Batendo um ritmo continuo no chão com os pés, usando a voz com sons culturais e tocando vários chocalhos; assim descreveram os colonizadores que aqui chegaram àquilo que viram e ouviram dos habitantes deste novo continente.

Localizadas em diversos pontos do então novo mundo, as várias nações indígenas já possuíam uma linguagem percussiva própria.

Foi com enorme curiosidade e medo que os índios escutaram pela primeira vez o som de tambores marciais, das caixas de guerra, o dos metais e até do bronze no sino, trazido pelos colonizadores.

A contribuição européia tornou-se mais um elemento rítmico e sonoro na percussão brasileira.

Porém, a terceira e mais forte influência foi sem duvida aquela trazida com a chegada dos escravos de origem africana.

Os africanos oriundos de diversas regiões e tribos com sua sólida tradição e cultura musical, possuíam amplo domínio dos tambores, madeiras e dos metais

(ferro e bronze).

Levadas para diversas regiões do país, este contingente de escravos negros superou grandemente a população indígena e branca, constituindo-se em uma ameaça à sociedade colonial e por isso, eram , os negros, severamente vigiados.

Tão evidente era a presença da percussão africana entre os escravos, que uma série de medidas foram tomadas para proibi-las.

Na Bahia em 1850, em conseqüência à Revolução dos Malês, foi proibida a entrada dos tambores Batá , em todos os portos do pais e ordenada à queima destes tambores para que nunca mais seus toques fossem ouvidos.

Assim, calava-se a voz destes tambores rituais que, além de seus toques sagrados, incitava os escravos a luta.

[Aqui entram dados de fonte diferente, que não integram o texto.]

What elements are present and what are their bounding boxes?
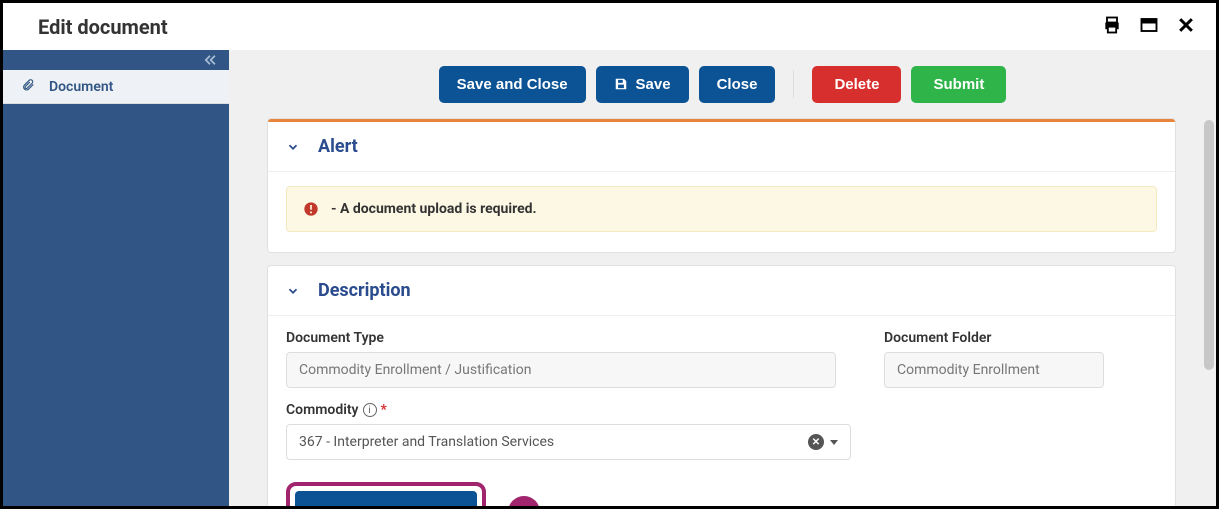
close-button[interactable]: Close <box>699 66 776 103</box>
scrollbar-thumb[interactable] <box>1204 120 1214 370</box>
toolbar: Save and Close Save Close Delete Submit <box>229 50 1216 118</box>
close-icon[interactable] <box>1176 15 1196 39</box>
manage-documents-button[interactable]: Manage Documents <box>295 491 477 506</box>
button-label: Submit <box>933 76 984 93</box>
dropdown-caret-icon[interactable] <box>830 440 838 445</box>
scrollbar[interactable] <box>1202 50 1216 506</box>
save-icon <box>614 77 628 91</box>
save-button[interactable]: Save <box>596 66 689 103</box>
save-and-close-button[interactable]: Save and Close <box>439 66 586 103</box>
alert-message-box: - A document upload is required. <box>286 186 1157 232</box>
description-card: Description Document Type Commodity Enro… <box>267 265 1176 506</box>
highlight-annotation: Manage Documents <box>286 482 486 506</box>
info-icon[interactable]: i <box>363 403 377 417</box>
doc-type-label: Document Type <box>286 330 836 346</box>
paperclip-icon <box>21 77 35 96</box>
sidebar-collapse-button[interactable] <box>3 50 229 70</box>
button-label: Delete <box>834 76 879 93</box>
section-title: Description <box>318 280 411 301</box>
error-icon <box>303 201 319 217</box>
submit-button[interactable]: Submit <box>911 66 1006 103</box>
sidebar-item-label: Document <box>49 79 113 95</box>
sidebar-background <box>3 104 229 506</box>
required-indicator: * <box>381 402 387 418</box>
description-card-header[interactable]: Description <box>268 266 1175 316</box>
chevron-down-icon <box>286 140 300 154</box>
button-label: Save <box>636 76 671 93</box>
alert-card-header[interactable]: Alert <box>268 122 1175 172</box>
chevron-down-icon <box>286 284 300 298</box>
button-label: Close <box>717 76 758 93</box>
field-value: Commodity Enrollment / Justification <box>299 362 532 378</box>
clear-icon[interactable]: ✕ <box>808 434 824 450</box>
page-title: Edit document <box>38 15 168 39</box>
step-badge: 12 <box>508 496 540 507</box>
sidebar-item-document[interactable]: Document <box>3 70 229 104</box>
print-icon[interactable] <box>1102 15 1122 39</box>
dialog-header: Edit document <box>3 3 1216 50</box>
section-title: Alert <box>318 136 358 157</box>
field-value: 367 - Interpreter and Translation Servic… <box>299 434 554 450</box>
field-value: Commodity Enrollment <box>897 362 1040 378</box>
maximize-icon[interactable] <box>1140 16 1158 38</box>
doc-folder-label: Document Folder <box>884 330 1104 346</box>
header-actions <box>1102 15 1196 39</box>
commodity-select[interactable]: 367 - Interpreter and Translation Servic… <box>286 424 851 460</box>
doc-folder-field: Commodity Enrollment <box>884 352 1104 388</box>
commodity-label: Commodity i * <box>286 402 1157 418</box>
button-label: Save and Close <box>457 76 568 93</box>
label-text: Commodity <box>286 402 359 418</box>
delete-button[interactable]: Delete <box>812 66 901 103</box>
content-area: Save and Close Save Close Delete Submit <box>229 50 1216 506</box>
alert-card: Alert - A document upload is required. <box>267 118 1176 253</box>
button-label: Manage Documents <box>315 503 457 506</box>
chevron-left-double-icon <box>203 54 217 66</box>
toolbar-divider <box>793 70 794 98</box>
alert-text: - A document upload is required. <box>331 201 537 217</box>
doc-type-field: Commodity Enrollment / Justification <box>286 352 836 388</box>
sidebar: Document <box>3 50 229 506</box>
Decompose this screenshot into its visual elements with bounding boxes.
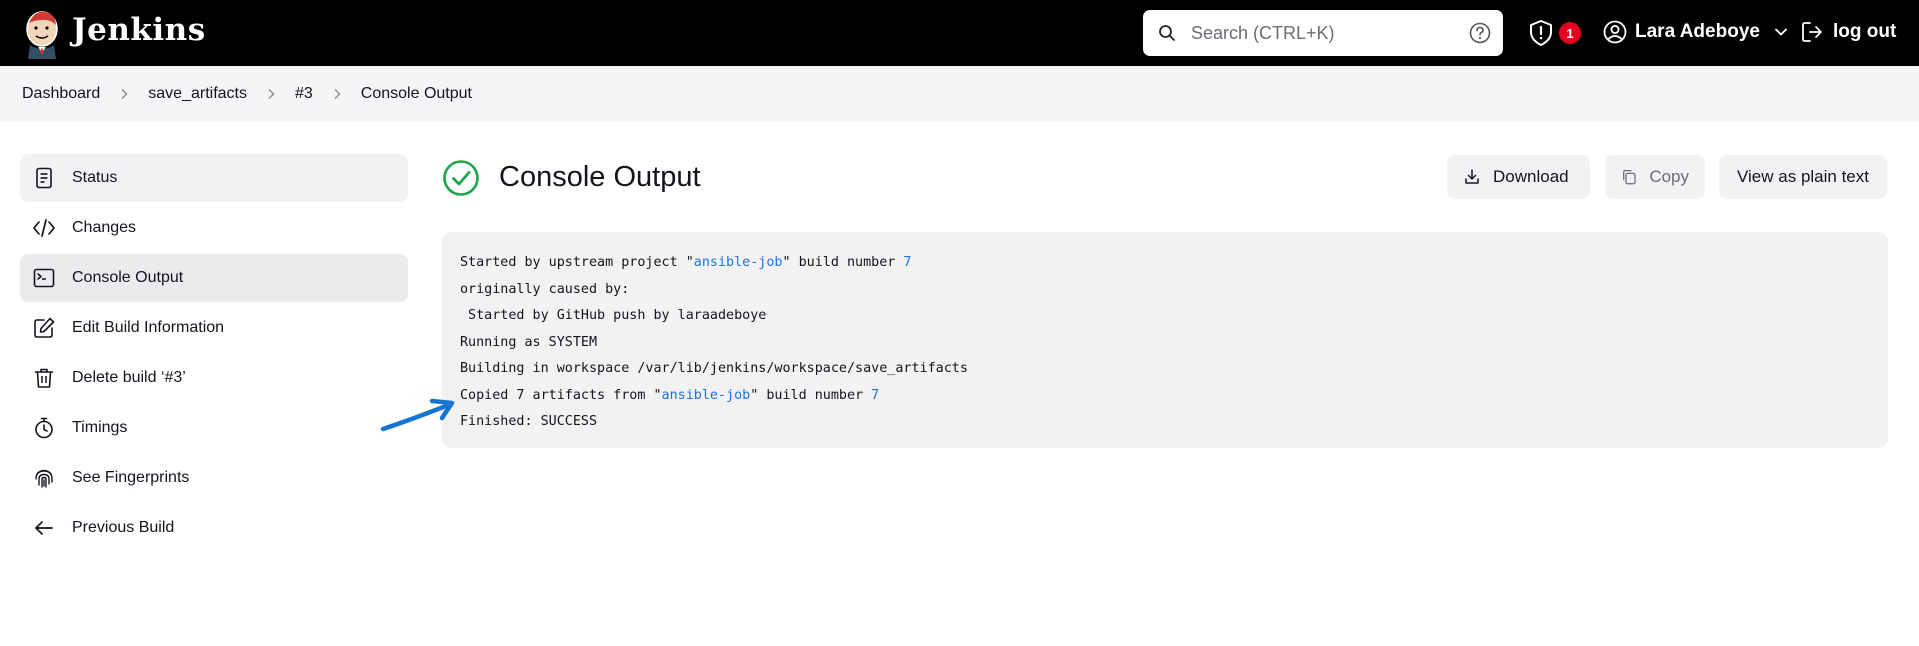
sidebar-item-status[interactable]: Status (20, 154, 408, 202)
sidebar-item-previous-build[interactable]: Previous Build (20, 504, 408, 552)
copy-button-label: Copy (1649, 167, 1689, 186)
page-title-row: Console Output Download Copy View as pla… (442, 155, 1888, 203)
sidebar-item-label: Delete build ‘#3’ (72, 369, 186, 386)
breadcrumb-job[interactable]: save_artifacts (148, 85, 247, 103)
logout-link[interactable]: log out (1800, 20, 1896, 44)
breadcrumb-dashboard[interactable]: Dashboard (22, 85, 100, 103)
sidebar-item-label: See Fingerprints (72, 469, 190, 486)
chevron-right-icon (268, 88, 275, 99)
console-text: Started by upstream project "ansible-job… (460, 255, 968, 429)
terminal-icon (33, 268, 55, 288)
sidebar-item-label: Changes (72, 219, 137, 236)
code-icon (33, 219, 55, 237)
breadcrumb: Dashboard save_artifacts #3 Console Outp… (0, 66, 1919, 121)
sidebar-item-timings[interactable]: Timings (20, 404, 408, 452)
success-check-icon (443, 160, 479, 196)
logout-icon (1802, 22, 1822, 42)
sidebar-item-see-fingerprints[interactable]: See Fingerprints (20, 454, 408, 502)
user-name[interactable]: Lara Adeboye (1635, 21, 1760, 43)
breadcrumb-console-output[interactable]: Console Output (361, 85, 472, 103)
document-icon (36, 167, 52, 189)
page-title: Console Output (499, 161, 701, 193)
download-icon (1465, 169, 1479, 184)
alert-count-badge[interactable]: 1 (1559, 22, 1581, 44)
top-header: Jenkins 1 Lara Adeboye (0, 0, 1919, 66)
copy-icon (1623, 170, 1636, 185)
edit-icon (34, 317, 55, 338)
user-menu[interactable]: Lara Adeboye (1603, 20, 1788, 44)
download-button-label: Download (1493, 167, 1569, 186)
view-as-plain-text-button[interactable]: View as plain text (1719, 155, 1887, 199)
jenkins-logo-icon[interactable] (22, 9, 62, 59)
help-icon[interactable] (1469, 22, 1491, 44)
sidebar-item-label: Previous Build (72, 519, 175, 536)
sidebar-item-label: Timings (72, 419, 128, 436)
chevron-right-icon (121, 88, 128, 99)
stopwatch-icon (35, 417, 53, 439)
sidebar-item-label: Edit Build Information (72, 319, 225, 336)
search-icon (1159, 25, 1175, 41)
copy-button[interactable]: Copy (1605, 155, 1705, 199)
artifact-source-build-number-link[interactable]: 7 (871, 388, 879, 403)
download-button[interactable]: Download (1447, 155, 1590, 199)
upstream-project-link[interactable]: ansible-job (694, 255, 783, 270)
user-avatar-icon (1603, 20, 1627, 44)
chevron-right-icon (334, 88, 341, 99)
brand-name[interactable]: Jenkins (72, 12, 206, 48)
sidebar-item-console-output[interactable]: Console Output (20, 254, 408, 302)
security-shield-icon[interactable] (1527, 19, 1555, 47)
search-box[interactable] (1143, 10, 1503, 56)
sidebar-item-label: Console Output (72, 269, 184, 286)
breadcrumb-build[interactable]: #3 (295, 85, 313, 103)
sidebar-item-delete-build[interactable]: Delete build ‘#3’ (20, 354, 408, 402)
trash-icon (34, 368, 54, 388)
chevron-down-icon[interactable] (1774, 25, 1788, 39)
arrow-left-icon (35, 521, 53, 535)
sidebar: Status Changes Console Output Edit Build… (20, 154, 408, 554)
logout-label[interactable]: log out (1833, 21, 1896, 43)
console-output-panel[interactable]: Started by upstream project "ansible-job… (442, 232, 1888, 448)
search-input[interactable] (1191, 18, 1451, 48)
view-as-plain-text-label: View as plain text (1737, 167, 1869, 186)
sidebar-item-label: Status (72, 169, 118, 186)
fingerprint-icon (35, 469, 53, 488)
upstream-build-number-link[interactable]: 7 (903, 255, 911, 270)
sidebar-item-changes[interactable]: Changes (20, 204, 408, 252)
sidebar-item-edit-build-information[interactable]: Edit Build Information (20, 304, 408, 352)
annotation-arrow-icon (380, 398, 455, 432)
artifact-source-project-link[interactable]: ansible-job (662, 388, 751, 403)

Em todo o país, proibiu-se a utilização de tambores e outros instrumentos de percussão nas igrejas.

Houve uma sistemática perseguição aos terreiros de candomblé, confiscando e queimando tambores e instrumentos rituais e musicais.

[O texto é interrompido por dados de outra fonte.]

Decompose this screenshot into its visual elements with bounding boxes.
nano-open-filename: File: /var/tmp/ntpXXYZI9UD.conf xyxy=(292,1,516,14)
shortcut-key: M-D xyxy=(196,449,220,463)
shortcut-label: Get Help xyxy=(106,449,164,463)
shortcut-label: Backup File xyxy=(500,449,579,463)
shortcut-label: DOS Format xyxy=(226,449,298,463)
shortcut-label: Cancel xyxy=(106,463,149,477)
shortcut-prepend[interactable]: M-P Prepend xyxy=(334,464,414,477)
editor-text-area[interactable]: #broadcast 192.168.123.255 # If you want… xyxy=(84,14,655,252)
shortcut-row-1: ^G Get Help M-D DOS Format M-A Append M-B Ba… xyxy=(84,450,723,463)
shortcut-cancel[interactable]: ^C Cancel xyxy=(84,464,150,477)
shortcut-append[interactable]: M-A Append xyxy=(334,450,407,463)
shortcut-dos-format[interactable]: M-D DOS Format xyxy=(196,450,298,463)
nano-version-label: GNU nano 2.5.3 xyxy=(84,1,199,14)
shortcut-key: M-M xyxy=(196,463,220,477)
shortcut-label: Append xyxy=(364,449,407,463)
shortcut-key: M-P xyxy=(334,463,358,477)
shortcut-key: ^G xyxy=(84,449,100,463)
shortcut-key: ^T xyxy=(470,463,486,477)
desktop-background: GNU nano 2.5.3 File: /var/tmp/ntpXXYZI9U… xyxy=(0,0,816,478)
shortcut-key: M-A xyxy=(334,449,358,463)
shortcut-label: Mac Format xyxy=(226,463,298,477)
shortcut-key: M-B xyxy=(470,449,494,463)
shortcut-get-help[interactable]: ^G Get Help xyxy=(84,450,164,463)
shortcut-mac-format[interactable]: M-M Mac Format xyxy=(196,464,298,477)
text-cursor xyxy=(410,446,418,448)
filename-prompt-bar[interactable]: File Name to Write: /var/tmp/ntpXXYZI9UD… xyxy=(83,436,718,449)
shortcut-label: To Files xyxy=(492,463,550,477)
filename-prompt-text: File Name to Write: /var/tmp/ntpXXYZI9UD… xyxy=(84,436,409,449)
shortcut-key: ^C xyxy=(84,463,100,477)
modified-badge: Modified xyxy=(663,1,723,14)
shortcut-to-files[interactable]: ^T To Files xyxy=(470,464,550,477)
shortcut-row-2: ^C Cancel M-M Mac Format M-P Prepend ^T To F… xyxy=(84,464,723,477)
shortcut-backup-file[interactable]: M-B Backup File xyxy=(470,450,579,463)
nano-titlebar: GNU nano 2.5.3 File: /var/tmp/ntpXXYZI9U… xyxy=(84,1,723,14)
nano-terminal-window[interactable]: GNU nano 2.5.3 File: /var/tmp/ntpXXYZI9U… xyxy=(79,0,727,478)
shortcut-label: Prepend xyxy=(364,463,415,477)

Decretou-se severa punição às manifestações lúdicas dos escravos, nas quais a percussão tinha um papel preponderante, como o batuque e a capoeira, por exemplo.

Essas proibições e punições não poderiam ser suficientes para controlar o grande numero de negros traficados para o Brasil.

De fato, o colonizador, ao trazer quatro milhões de mão-de-obra escrava, estava “importando” milhares de percussionistas, que, com seus toques tribais, sagrados e profanos, assustavam e ameaçavam o poder.

Esse caldeirão rítmico influenciou a música trazida pelos marinheiros europeus, a música da corte e a música tocada nas igrejas.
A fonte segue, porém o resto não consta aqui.